New Order Bans 'Travel Between Residences' in Michigan

New Order Bans 'Travel Between Residences' in Michigan
Michigan Gov. Gretchen Whitmer listens to Democratic presidential candidate Sen. Kirsten Gillibrand, D-N.Y., in Clawson, Mich., on March 18, 2019. (Paul Sancya/File Photo via AP)
Jack Phillips
Michigan banned “travel between residences” amid the CCP virus pandemic, according to the governor's office.

Gov. Gretchen Whitmer issued the new rule change on Thursday, and it will go into effect starting on Saturday morning.

It means residents will now have until April 10 to go to another residence in the state. After that point, the travel will be deemed unnecessary until her order expires, according to the Detroit Free Press and an order that she signed (pdf).
“Between two residences in this state, through April 10, 2020. After that date, travel between two residences is not permitted," the new order reads.

The exceptions include caring for an elderly parent or relative, caring for a pet, visiting a nursing home or a similar facility, attending a funeral with no more than 10 people, and complying with a court order related to child custody.

“All public and private gatherings of any size are prohibited," Whitmer said during a news conference on Thursday. "People can still leave the house for outdoor activities,” she said, adding that "recreational activities are still permitted as long as they’re taking place outside of six feet from anyone else.”

A bus driver for the Detroit, Michigan city bus line DDOT poses for a photo in Detroit, Michigan, on March 24, 2020. (Seth Herald/AFP/Getty Images)
A bus driver for the Detroit, Michigan city bus line DDOT poses for a photo in Detroit, Michigan, on March 24, 2020. (Seth Herald/AFP/Getty Images)

People can still travel to other residences outside the state. Her order, however, stipulated that residents or anyone else cannot travel to cottages or vacation rentals in Michigan.

"If we don't get the health crisis under control, the economic crisis will go on and on," Whitmer said, the paper reported.

“I know it’s taken a toll and I know it’s hard, but we also know that we are still on the upward swing” of the virus spread, she also told WOOD-TV. “It’s really important that we continue to double down on mitigation and protecting folks by staying home.”

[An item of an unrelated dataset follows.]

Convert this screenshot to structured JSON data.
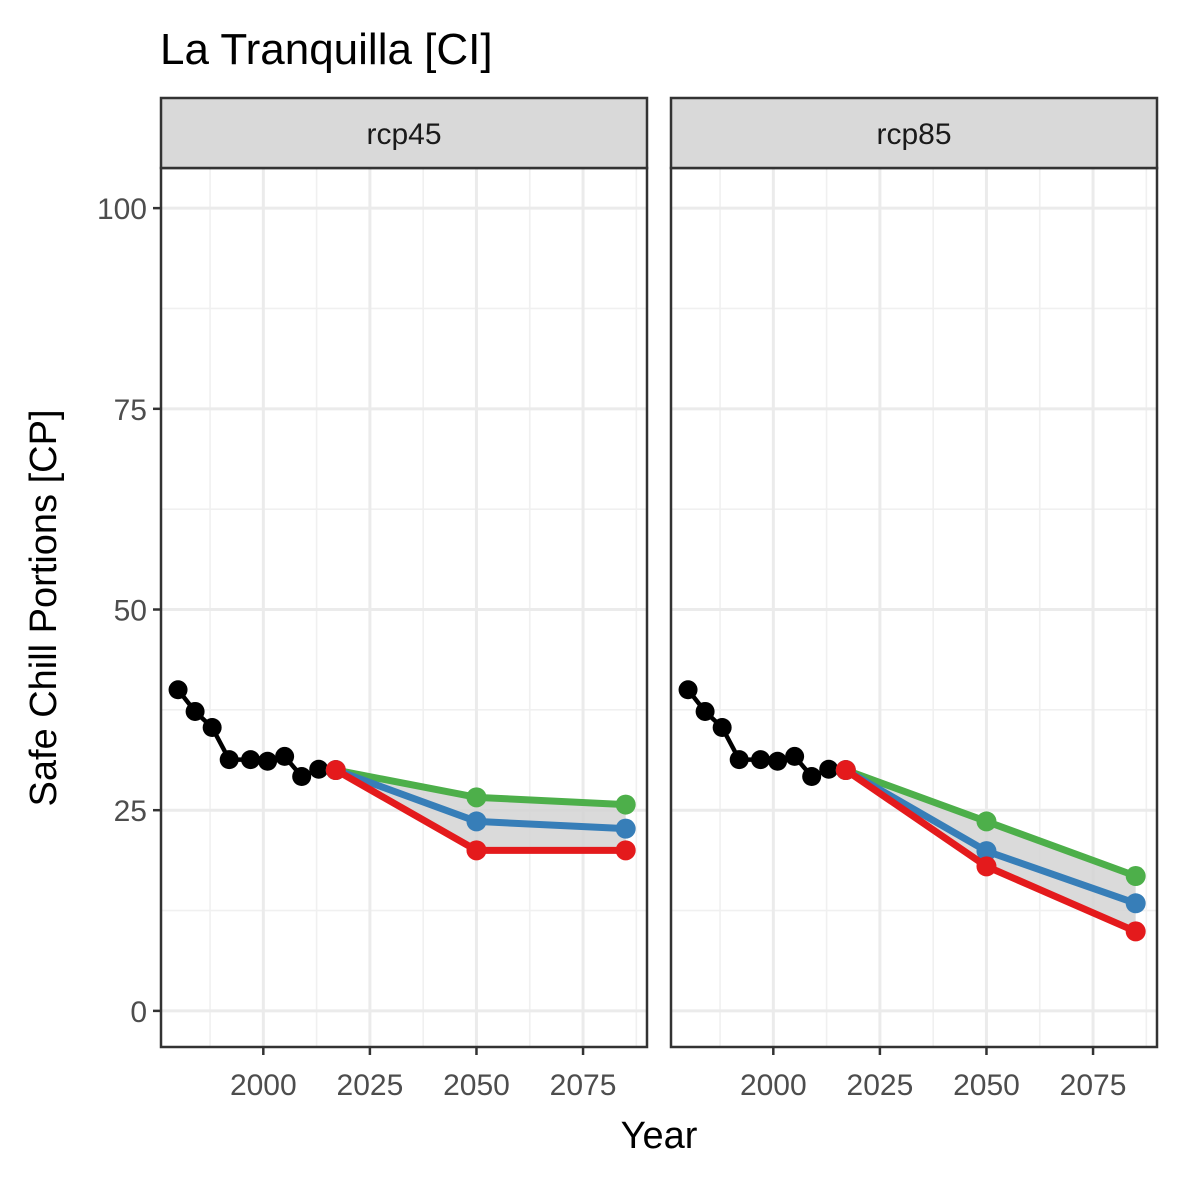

The state’s stay-at home order, which started March 23, was originally scheduled to stay in effect until April 14. The new order will extend until the end of April.

So far, more than 21,000 cases of the Chinese Communist Party (CCP) virus have been confirmed in the state as of Thursday, according to health officials. More than 1,000 deaths have been reported.
"It's contrary to the 'stay home stay safe order.' Frankly, the benefit from social mitigation is real. We're only a couple weeks into it and it feels like an eternity, I know," Whitmer said on Wednesday. "And it's hard for people to be physically distant from loved ones and friends and, and work, even."